After receiving Joshua's diagnosis, we started asking those now familiar questions: Should he wear a mask? Should we keep him home? We devised a plan that worked for our family. Our strict precautions didn't keep Joshua healthy all of the time; however, they did help reduce the number of infections he dealt with. We found a rhythm that worked for our family. It wasn't perfect, but we did our best.
Then the world entered a global pandemic, and it felt as if the rug was being pulled out from underneath us completely. Everything shut down. Masks, quarantines, and social distancing were mandated, and our family was forced to begin our pandemic-induced homebound lifestyle.
For the last 15 months, our family has continued to live essentially homebound. My husband and I work exclusively from home, and our children are homeschooled. We have been limited to only virtual activities and events. We have been unable to visit in-person with most family and friends. We haven't been inside community buildings (church, grocery stores, or restaurants) this entire time. It is not an easy lifestyle, but we know that we are privileged to be able to take these precautions. We have a home we love, a large property that we can safely explore outside, and a small “pod” of family we feel safe visiting with in-person-- these have been our lifeline in the past year.

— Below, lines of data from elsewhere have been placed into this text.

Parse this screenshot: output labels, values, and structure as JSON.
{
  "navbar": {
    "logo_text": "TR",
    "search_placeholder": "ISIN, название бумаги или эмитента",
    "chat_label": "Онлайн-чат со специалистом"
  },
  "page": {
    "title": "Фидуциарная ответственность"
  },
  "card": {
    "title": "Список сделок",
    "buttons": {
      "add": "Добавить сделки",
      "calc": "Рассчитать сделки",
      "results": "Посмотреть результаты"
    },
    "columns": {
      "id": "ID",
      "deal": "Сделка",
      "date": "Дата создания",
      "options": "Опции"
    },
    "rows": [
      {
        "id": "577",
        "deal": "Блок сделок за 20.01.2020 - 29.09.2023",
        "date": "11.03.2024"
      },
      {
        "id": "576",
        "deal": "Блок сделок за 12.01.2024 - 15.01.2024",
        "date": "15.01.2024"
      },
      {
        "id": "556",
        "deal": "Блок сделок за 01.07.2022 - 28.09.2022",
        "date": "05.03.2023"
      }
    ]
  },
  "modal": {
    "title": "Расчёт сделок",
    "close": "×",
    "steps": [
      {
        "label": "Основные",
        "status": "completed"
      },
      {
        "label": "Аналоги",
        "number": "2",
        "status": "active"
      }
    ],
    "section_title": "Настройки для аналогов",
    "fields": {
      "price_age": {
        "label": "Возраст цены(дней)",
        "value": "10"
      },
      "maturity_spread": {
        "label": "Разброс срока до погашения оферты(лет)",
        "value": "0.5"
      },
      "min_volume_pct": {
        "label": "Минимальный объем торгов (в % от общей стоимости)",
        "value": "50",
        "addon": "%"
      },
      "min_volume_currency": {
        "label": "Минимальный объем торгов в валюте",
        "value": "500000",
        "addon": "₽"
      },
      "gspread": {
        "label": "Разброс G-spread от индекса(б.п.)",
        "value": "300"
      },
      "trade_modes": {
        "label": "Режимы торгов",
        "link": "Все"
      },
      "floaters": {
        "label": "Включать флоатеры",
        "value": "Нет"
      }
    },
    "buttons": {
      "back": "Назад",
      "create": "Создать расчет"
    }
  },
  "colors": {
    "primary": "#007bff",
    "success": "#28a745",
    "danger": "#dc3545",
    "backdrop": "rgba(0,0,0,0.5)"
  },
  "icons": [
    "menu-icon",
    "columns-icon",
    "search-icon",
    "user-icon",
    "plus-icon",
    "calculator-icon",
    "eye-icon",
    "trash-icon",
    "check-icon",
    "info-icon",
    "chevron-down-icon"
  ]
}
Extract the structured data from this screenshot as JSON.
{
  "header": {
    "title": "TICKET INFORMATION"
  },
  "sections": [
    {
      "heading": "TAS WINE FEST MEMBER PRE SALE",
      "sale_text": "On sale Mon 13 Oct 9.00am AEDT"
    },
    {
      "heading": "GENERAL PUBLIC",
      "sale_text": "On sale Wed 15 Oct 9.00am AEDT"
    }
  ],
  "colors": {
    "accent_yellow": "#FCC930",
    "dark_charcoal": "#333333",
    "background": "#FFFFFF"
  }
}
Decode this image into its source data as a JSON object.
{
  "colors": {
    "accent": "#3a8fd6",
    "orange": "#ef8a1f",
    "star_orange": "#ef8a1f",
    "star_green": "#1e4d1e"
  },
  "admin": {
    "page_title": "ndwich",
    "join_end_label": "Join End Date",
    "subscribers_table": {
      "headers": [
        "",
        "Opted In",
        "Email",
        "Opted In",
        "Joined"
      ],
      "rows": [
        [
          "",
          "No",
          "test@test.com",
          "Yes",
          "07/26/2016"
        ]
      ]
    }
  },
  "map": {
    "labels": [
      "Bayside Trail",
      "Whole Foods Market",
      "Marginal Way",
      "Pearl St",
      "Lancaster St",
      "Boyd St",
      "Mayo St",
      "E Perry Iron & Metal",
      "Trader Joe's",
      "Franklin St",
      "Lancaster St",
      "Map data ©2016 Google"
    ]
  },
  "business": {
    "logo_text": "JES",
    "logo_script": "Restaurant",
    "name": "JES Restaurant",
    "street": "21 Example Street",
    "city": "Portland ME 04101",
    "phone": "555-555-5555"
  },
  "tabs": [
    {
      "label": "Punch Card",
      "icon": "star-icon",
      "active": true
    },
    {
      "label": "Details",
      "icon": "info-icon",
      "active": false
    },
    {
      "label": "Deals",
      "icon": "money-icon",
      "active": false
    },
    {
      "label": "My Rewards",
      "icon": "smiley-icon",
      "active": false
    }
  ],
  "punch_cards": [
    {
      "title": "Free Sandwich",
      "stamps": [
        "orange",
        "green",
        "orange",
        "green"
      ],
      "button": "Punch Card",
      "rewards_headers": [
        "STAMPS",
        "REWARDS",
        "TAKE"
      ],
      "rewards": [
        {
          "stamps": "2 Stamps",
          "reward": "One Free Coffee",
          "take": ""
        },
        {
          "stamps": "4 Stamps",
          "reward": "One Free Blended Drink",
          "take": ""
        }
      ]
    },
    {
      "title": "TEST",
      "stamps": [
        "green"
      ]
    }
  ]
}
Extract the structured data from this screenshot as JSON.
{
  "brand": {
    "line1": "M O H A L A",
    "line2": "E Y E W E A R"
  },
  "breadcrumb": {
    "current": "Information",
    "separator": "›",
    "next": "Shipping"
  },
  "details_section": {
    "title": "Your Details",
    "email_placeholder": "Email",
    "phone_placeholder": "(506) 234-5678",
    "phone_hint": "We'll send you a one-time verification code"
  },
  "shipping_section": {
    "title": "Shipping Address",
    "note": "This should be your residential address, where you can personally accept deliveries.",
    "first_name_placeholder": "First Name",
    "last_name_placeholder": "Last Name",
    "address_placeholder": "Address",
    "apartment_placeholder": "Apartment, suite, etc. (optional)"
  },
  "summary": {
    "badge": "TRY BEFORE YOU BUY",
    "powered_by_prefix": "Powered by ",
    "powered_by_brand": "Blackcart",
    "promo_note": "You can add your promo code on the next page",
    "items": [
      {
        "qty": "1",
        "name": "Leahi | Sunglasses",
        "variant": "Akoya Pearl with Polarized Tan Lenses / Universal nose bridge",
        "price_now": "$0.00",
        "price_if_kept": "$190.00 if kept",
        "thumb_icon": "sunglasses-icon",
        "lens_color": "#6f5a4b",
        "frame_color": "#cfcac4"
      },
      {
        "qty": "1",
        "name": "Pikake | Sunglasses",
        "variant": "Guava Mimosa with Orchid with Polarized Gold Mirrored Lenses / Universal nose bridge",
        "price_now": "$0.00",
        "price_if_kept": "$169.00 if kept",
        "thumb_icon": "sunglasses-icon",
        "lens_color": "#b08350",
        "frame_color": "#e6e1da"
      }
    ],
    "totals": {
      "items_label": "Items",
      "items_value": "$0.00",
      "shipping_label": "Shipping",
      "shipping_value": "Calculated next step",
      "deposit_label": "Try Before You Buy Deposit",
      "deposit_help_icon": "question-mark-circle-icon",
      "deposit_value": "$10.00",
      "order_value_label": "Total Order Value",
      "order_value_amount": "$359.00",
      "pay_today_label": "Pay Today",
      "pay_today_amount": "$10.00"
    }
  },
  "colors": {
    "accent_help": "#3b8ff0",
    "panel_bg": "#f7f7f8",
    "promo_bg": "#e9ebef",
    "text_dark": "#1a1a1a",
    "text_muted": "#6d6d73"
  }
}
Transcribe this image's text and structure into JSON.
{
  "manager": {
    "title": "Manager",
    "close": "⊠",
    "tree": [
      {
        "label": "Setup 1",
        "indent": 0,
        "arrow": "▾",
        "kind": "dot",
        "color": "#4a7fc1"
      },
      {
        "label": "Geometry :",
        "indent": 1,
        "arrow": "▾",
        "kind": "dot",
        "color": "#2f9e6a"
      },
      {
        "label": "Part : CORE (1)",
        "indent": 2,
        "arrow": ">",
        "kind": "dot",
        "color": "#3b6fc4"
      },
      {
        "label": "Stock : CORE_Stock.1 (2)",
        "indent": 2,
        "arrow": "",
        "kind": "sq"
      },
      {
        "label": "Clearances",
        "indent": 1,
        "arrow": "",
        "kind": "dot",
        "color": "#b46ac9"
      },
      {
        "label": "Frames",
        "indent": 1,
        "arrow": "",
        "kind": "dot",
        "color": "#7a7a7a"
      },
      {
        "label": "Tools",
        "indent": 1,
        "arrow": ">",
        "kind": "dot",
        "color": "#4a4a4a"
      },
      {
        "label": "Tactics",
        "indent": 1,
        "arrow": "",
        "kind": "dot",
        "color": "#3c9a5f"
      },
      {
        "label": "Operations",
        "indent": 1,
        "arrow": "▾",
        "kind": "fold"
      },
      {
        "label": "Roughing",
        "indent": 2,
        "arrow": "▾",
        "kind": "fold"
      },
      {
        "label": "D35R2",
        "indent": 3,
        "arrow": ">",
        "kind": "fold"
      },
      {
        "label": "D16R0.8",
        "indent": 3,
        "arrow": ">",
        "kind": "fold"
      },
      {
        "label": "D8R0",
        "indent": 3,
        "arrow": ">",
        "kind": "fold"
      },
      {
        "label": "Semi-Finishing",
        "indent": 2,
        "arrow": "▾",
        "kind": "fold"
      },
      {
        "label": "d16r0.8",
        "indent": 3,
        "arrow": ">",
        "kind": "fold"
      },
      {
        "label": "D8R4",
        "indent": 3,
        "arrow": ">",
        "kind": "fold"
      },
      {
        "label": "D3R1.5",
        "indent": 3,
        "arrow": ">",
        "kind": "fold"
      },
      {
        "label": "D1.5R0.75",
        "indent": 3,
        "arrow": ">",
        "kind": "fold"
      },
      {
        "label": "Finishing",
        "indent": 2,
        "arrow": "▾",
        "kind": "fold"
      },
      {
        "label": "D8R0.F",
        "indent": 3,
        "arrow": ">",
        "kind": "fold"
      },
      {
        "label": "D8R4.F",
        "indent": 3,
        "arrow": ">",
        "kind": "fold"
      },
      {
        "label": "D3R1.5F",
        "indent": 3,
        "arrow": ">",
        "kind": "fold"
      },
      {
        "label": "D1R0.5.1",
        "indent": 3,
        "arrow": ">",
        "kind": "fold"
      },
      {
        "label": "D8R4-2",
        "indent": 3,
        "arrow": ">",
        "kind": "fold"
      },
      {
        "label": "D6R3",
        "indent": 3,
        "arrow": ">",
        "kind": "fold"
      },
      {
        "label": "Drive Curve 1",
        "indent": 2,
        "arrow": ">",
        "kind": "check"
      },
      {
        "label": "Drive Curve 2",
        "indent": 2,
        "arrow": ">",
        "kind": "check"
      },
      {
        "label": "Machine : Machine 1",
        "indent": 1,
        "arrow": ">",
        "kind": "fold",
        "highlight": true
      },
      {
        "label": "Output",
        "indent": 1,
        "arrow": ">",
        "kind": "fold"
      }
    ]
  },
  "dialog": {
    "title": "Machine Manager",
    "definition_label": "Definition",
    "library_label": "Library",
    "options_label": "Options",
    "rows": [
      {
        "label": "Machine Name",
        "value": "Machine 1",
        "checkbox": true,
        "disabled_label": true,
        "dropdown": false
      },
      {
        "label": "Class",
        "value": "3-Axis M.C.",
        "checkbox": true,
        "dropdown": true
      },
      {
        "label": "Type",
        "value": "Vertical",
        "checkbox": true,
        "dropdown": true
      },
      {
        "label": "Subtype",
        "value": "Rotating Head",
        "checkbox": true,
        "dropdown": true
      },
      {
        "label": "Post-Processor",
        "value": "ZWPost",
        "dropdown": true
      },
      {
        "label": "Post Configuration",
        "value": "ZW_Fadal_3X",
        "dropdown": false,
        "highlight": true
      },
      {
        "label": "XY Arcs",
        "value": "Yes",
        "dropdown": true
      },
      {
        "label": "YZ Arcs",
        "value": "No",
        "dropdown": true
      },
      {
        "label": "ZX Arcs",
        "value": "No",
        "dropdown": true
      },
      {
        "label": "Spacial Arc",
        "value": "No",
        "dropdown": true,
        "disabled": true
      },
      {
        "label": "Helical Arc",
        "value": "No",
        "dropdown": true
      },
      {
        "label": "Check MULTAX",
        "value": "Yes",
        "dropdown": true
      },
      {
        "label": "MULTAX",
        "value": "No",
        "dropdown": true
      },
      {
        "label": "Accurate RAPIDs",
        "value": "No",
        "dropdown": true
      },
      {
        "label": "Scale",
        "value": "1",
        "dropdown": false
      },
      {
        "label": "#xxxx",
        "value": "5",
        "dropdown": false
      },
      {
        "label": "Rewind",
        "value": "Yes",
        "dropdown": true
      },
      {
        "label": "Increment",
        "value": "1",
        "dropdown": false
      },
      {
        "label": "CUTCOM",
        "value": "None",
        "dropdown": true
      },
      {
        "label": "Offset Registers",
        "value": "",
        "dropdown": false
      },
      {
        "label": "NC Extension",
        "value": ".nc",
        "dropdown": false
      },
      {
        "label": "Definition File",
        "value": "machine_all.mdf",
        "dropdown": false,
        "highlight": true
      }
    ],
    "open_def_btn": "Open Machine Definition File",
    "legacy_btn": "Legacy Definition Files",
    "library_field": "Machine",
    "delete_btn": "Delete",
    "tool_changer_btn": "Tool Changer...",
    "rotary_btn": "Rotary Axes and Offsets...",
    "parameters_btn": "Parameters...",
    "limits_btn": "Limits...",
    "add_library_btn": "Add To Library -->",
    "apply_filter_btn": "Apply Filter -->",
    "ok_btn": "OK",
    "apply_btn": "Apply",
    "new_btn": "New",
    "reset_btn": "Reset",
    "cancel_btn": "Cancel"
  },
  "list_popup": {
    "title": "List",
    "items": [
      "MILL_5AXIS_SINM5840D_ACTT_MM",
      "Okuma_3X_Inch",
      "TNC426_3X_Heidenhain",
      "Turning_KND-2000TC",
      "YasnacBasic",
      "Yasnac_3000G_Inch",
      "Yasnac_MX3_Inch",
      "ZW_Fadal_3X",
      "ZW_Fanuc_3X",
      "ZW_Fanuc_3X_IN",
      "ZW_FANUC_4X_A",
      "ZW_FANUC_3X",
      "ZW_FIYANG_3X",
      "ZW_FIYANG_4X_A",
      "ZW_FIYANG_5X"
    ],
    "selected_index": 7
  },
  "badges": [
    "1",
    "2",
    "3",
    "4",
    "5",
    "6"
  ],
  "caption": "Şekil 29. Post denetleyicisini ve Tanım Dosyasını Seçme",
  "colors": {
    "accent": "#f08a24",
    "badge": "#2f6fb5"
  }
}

Yes, we were familiar with the questions, with finding data, and with taking precautions prior to the pandemic- but this has been a brand-new world for us to learn to navigate. It's a lonely and isolating one. We’ve struggled with feeling misunderstood and forgotten. We have faced scrutiny from those who don't understand how illness could devastate our family. In the time we've needed support the most, is has often been scarce and hard to find. Many families are living in “survival mode”, and we understand and respect that everyone has to weigh the personal risks and benefits for themselves.
Despite the loneliness and isolation that we’ve felt over the past year, we’re incredibly grateful for the love and support we have received. As vaccination rates go up and infection rates go down, we’re feeling hope and starting to see a light at the end of the tunnel. We’re happy to see the world slowly and safely open back up. It’s been a great feeling to confidently start loosening up some of our family’s safety measures. Yes, there are still difficult moments, but instead of focusing on those, we're choosing to stay positive and share our story in an effort to help others understand what it’s like to live with PI, especially during a pandemic.